The arrow didn’t fall to the ground.
It only changed direction, embedding itself in the tree the Commander leaned against.
He didn’t even flinch, giving me a totally unimpressed look. Did nothing rattle this man?
“How long have you been standing there?” I barked, acutely aware I’d spilled more of myself than I’d ever meant to. The wind and the snow had frozen the hesitation and given me a false sense of endless solitude.
Being out in the wild always did that to me. Made me feel unlimited.
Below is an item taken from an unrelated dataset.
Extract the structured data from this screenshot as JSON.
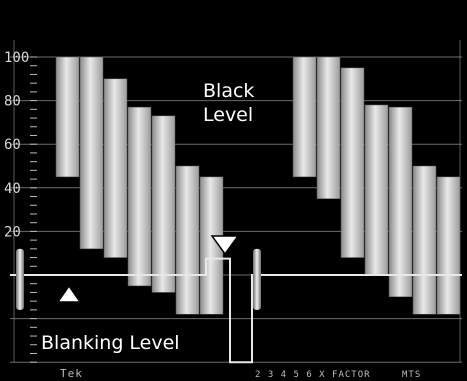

It helped to talk about Waden, a figment of my youngling heart, than to deal with the real pain of the present. And my powers answering my call, even hesitantly, proved that.
I flexed my fingers; they no longer felt so cold.
“Long enough to know I shouldn’t give you any of my family’s heirloom jewels. I don’t want to go fishing for them in the ocean,” the Commander said.
Of course he’d heard. I’d laid my past bare, caught in the wind and arrows, and now those ugly truths hung in the air, taut like my bow string.
I was acutely aware of my cheeks heating up at the sight of him, his promise of carrying me out of my room still maddeningly fresh in my mind–as was the shame of having him see me so vulnerable for so many times.
Harmless , he’d called me, had he?
“Maybe I’ll keep yours.” I tilted that pointed chin of mine as far as it would go. “I think it would annoy you more to have your gold adorning my neck than to let it waste away among the reef.”
The Protectorate vaults definitely needed all the help they could get.
But I wouldn’t see them again, would I?
I couldn’t stop the fresh wave of sadness this time. I was still thinking like the old Allegra, the one who wanted to better her Clan. A Clan who’d turned its back on her.
The Commander gave the arrow a bored, lazy look and kicked himself away from the tree. A rain of snow cascaded from the icy branches behind him, like nature itself shivered at his passing.
“What are you doing here?” I asked, flustered and doing a piss-poor job at hiding it. Nadya and Geryll remained silent, but I saw the way they gave each other pointed looks.
“I came to give you the news.” He stopped at the top of the hill, gazing down at me. “The Council sent over the marriage contract. Ready to fight over it?”